Braising is a technique that is hardly any labor on your behalf, but the end result is something truly special. A warm heat cooking method, often involving submerging a protein in a liquid of some sort and cooking it low and slow, braising is an important cooking technique necessary for tougher cuts of meat. It should be noted that anything can be braised, though, so it's not specifically restricted to animal products only: some vegetables are terrific when braised. As Cooks Info notes, Julia Child's seminal cookbook Mastering the Art of French Cooking even lists a recipe for braised lettuce!

Particular cuts that work well for braising are lamb shanks, short ribs, pork "butts" or shoulders, ribs, brisket, or even chicken thighs or legs. Braising is integral in dishes like pot roast, osso bucco, coq au vin, stew, or ropa vieja. Essentially, you can think of it as anything that can be thrown into a slow cooker or Crock Pot being braised. It's also a perfect cooking method for a cold winter's night and almost always a super-convenient one-pot meal. 

Most braises also initially call for a round of searing, meaning cooking a product in a liberal amount of fat over a high temperature until it's sufficiently browned. This is essentially building flavor and texture on the tougher product before adding liquid, time, and heat in order to help the food item loosen up and become uber-tender. 

What does braising mean?

As noted by Masterclass, "braising works beautifully on all cuts of meat, even lighter ones like chicken, but the cooking technique especially benefits the tough cuts, like beef brisket. Braising tenderizes meat, dissolving collagen and connective tissue into gelatin (which makes for a richer sauce or gravy later on) and coaxing flavor through every meat fiber until it's fork-tender." And that about sums it up! It's a great method to make even the cheapest meats taste amazing by basting themselves.

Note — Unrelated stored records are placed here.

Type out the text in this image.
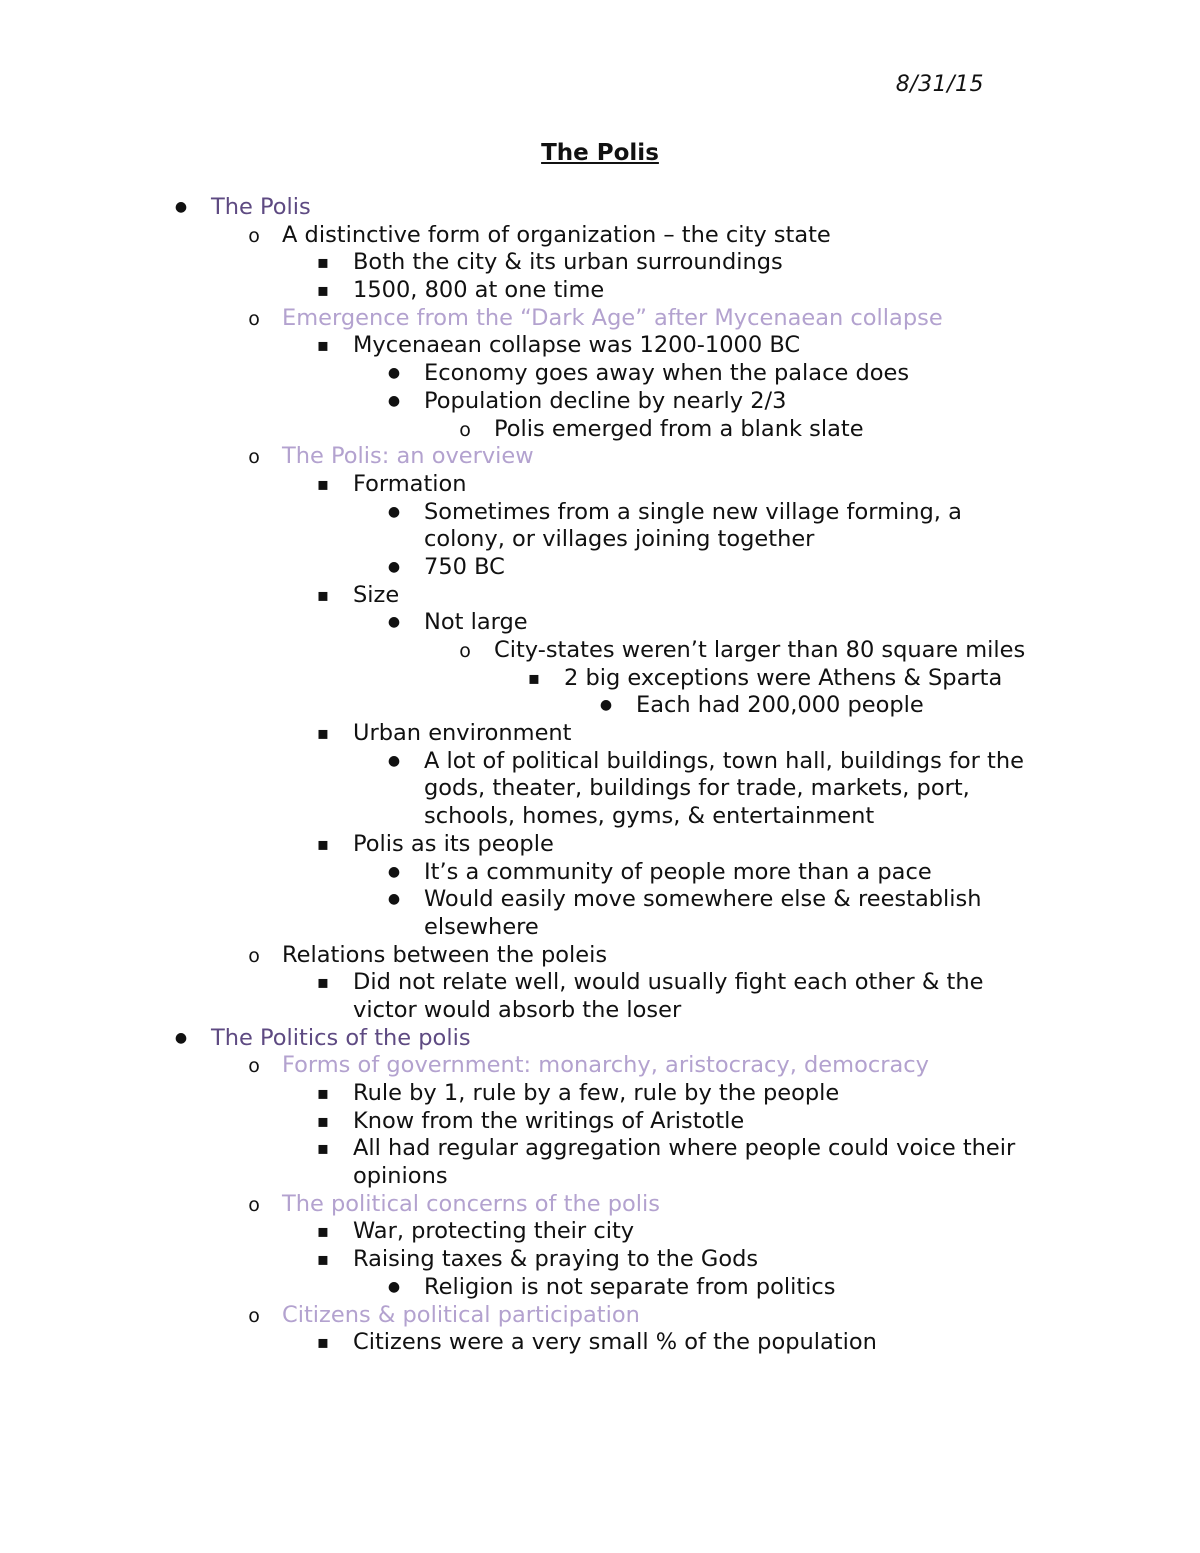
8/31/15
The Polis
●
The Polis
o
A distinctive form of organization – the city state
▪
Both the city & its urban surroundings
▪
1500, 800 at one time
o
Emergence from the “Dark Age” after Mycenaean collapse
▪
Mycenaean collapse was 1200-1000 BC
●
Economy goes away when the palace does
●
Population decline by nearly 2/3
o
Polis emerged from a blank slate
o
The Polis: an overview
▪
Formation
●
Sometimes from a single new village forming, a
colony, or villages joining together
●
750 BC
▪
Size
●
Not large
o
City-states weren’t larger than 80 square miles
▪
2 big exceptions were Athens & Sparta
●
Each had 200,000 people
▪
Urban environment
●
A lot of political buildings, town hall, buildings for the
gods, theater, buildings for trade, markets, port,
schools, homes, gyms, & entertainment
▪
Polis as its people
●
It’s a community of people more than a pace
●
Would easily move somewhere else & reestablish
elsewhere
o
Relations between the poleis
▪
Did not relate well, would usually fight each other & the
victor would absorb the loser
●
The Politics of the polis
o
Forms of government: monarchy, aristocracy, democracy
▪
Rule by 1, rule by a few, rule by the people
▪
Know from the writings of Aristotle
▪
All had regular aggregation where people could voice their
opinions
o
The political concerns of the polis
▪
War, protecting their city
▪
Raising taxes & praying to the Gods
●
Religion is not separate from politics
o
Citizens & political participation
▪
Citizens were a very small % of the population
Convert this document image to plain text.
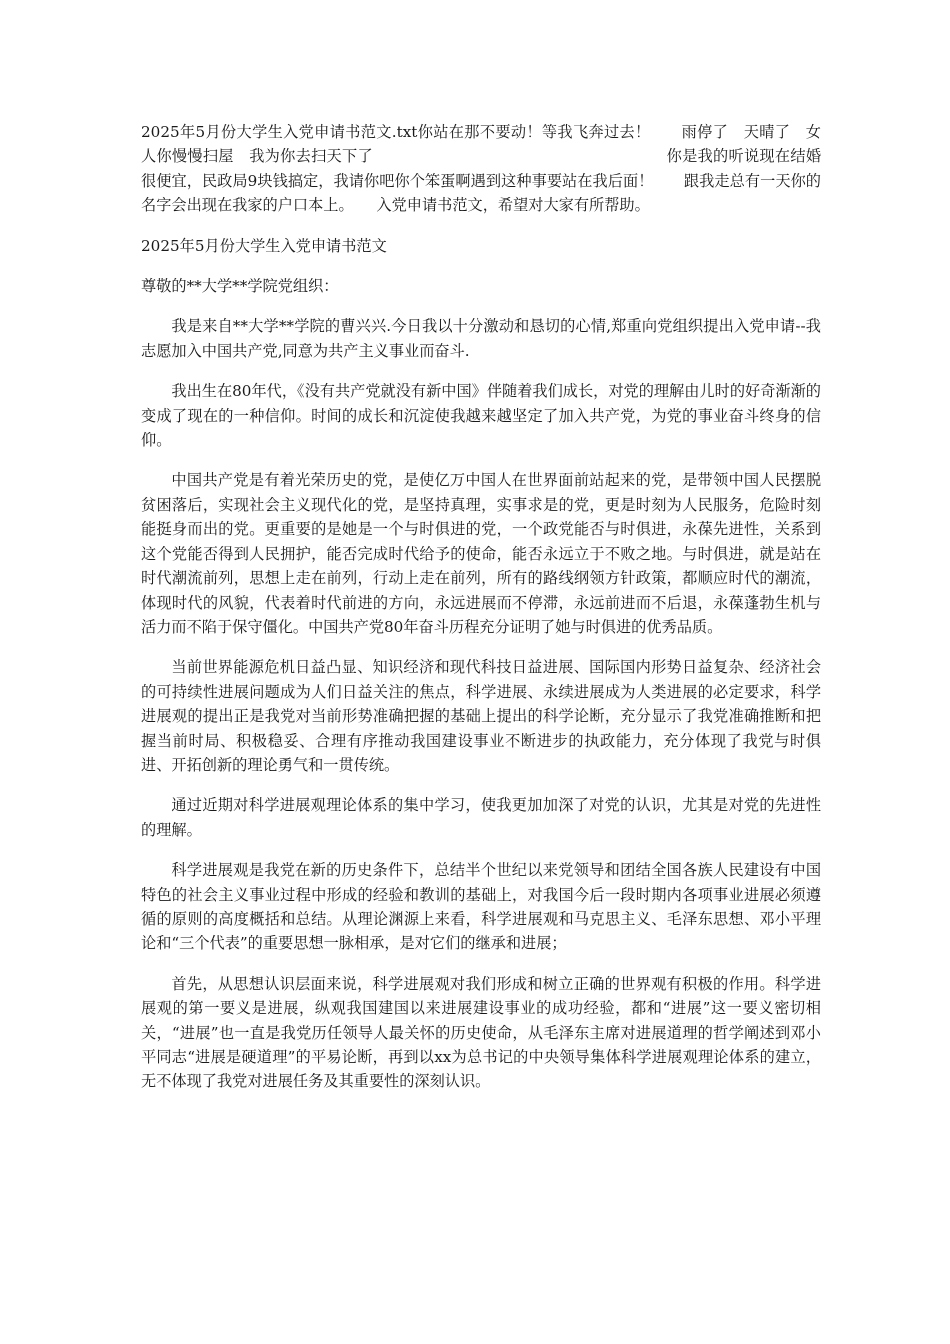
2025年5月份大学生入党申请书范文.txt你站在那不要动！等我飞奔过去！　　雨停了　天晴了　女人你慢慢扫屋　我为你去扫天下了　　　　　　　　　　　　　　　　　　　你是我的听说现在结婚很便宜，民政局9块钱搞定，我请你吧你个笨蛋啊遇到这种事要站在我后面！　　跟我走总有一天你的名字会出现在我家的户口本上。　　入党申请书范文，希望对大家有所帮助。

2025年5月份大学生入党申请书范文

尊敬的**大学**学院党组织：

我是来自**大学**学院的曹兴兴.今日我以十分激动和恳切的心情,郑重向党组织提出入党申请--我志愿加入中国共产党,同意为共产主义事业而奋斗.

我出生在80年代，《没有共产党就没有新中国》伴随着我们成长，对党的理解由儿时的好奇渐渐的变成了现在的一种信仰。时间的成长和沉淀使我越来越坚定了加入共产党，为党的事业奋斗终身的信仰。

中国共产党是有着光荣历史的党，是使亿万中国人在世界面前站起来的党，是带领中国人民摆脱贫困落后，实现社会主义现代化的党，是坚持真理，实事求是的党，更是时刻为人民服务，危险时刻能挺身而出的党。更重要的是她是一个与时俱进的党，一个政党能否与时俱进，永葆先进性，关系到这个党能否得到人民拥护，能否完成时代给予的使命，能否永远立于不败之地。与时俱进，就是站在时代潮流前列，思想上走在前列，行动上走在前列，所有的路线纲领方针政策，都顺应时代的潮流，体现时代的风貌，代表着时代前进的方向，永远进展而不停滞，永远前进而不后退，永葆蓬勃生机与活力而不陷于保守僵化。中国共产党80年奋斗历程充分证明了她与时俱进的优秀品质。

当前世界能源危机日益凸显、知识经济和现代科技日益进展、国际国内形势日益复杂、经济社会的可持续性进展问题成为人们日益关注的焦点，科学进展、永续进展成为人类进展的必定要求，科学进展观的提出正是我党对当前形势准确把握的基础上提出的科学论断，充分显示了我党准确推断和把握当前时局、积极稳妥、合理有序推动我国建设事业不断进步的执政能力，充分体现了我党与时俱进、开拓创新的理论勇气和一贯传统。

通过近期对科学进展观理论体系的集中学习，使我更加加深了对党的认识，尤其是对党的先进性的理解。

科学进展观是我党在新的历史条件下，总结半个世纪以来党领导和团结全国各族人民建设有中国特色的社会主义事业过程中形成的经验和教训的基础上，对我国今后一段时期内各项事业进展必须遵循的原则的高度概括和总结。从理论渊源上来看，科学进展观和马克思主义、毛泽东思想、邓小平理论和“三个代表”的重要思想一脉相承，是对它们的继承和进展；

首先，从思想认识层面来说，科学进展观对我们形成和树立正确的世界观有积极的作用。科学进展观的第一要义是进展，纵观我国建国以来进展建设事业的成功经验，都和“进展”这一要义密切相关，“进展”也一直是我党历任领导人最关怀的历史使命，从毛泽东主席对进展道理的哲学阐述到邓小平同志“进展是硬道理”的平易论断，再到以xx为总书记的中央领导集体科学进展观理论体系的建立，无不体现了我党对进展任务及其重要性的深刻认识。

Most braises take at least two to three hours while others might even become an all-day adventure. The liquid used to braise is often stock, broth, or wine, but it can also be just plain ol' water. Many braises are done on the stovetop in a pot with a lid, or possibly even in an oven (also in a closed cooking vessel, either with a lid or a foil covering). Also, don't forget your vegetables and aromatics in order to help further flavor that cooking: Everything from celery and carrots to shallots and bay leaves. Some important final notes from Leite's Culinaria are to "use tight-fitting lids," "maintain a low heat," and choose "the right size pot."

Bonus? Once the braised item is sufficiently cooked, the leftover cooking liquid can (and should) be reduced over low heat and fortified with butter or even cream to produce a really terrific, incredibly rich pan sauce or gravy to pour all over your plate with reckless abandon. 

Braising is nearly foolproof, and we couldn't recommend it enough.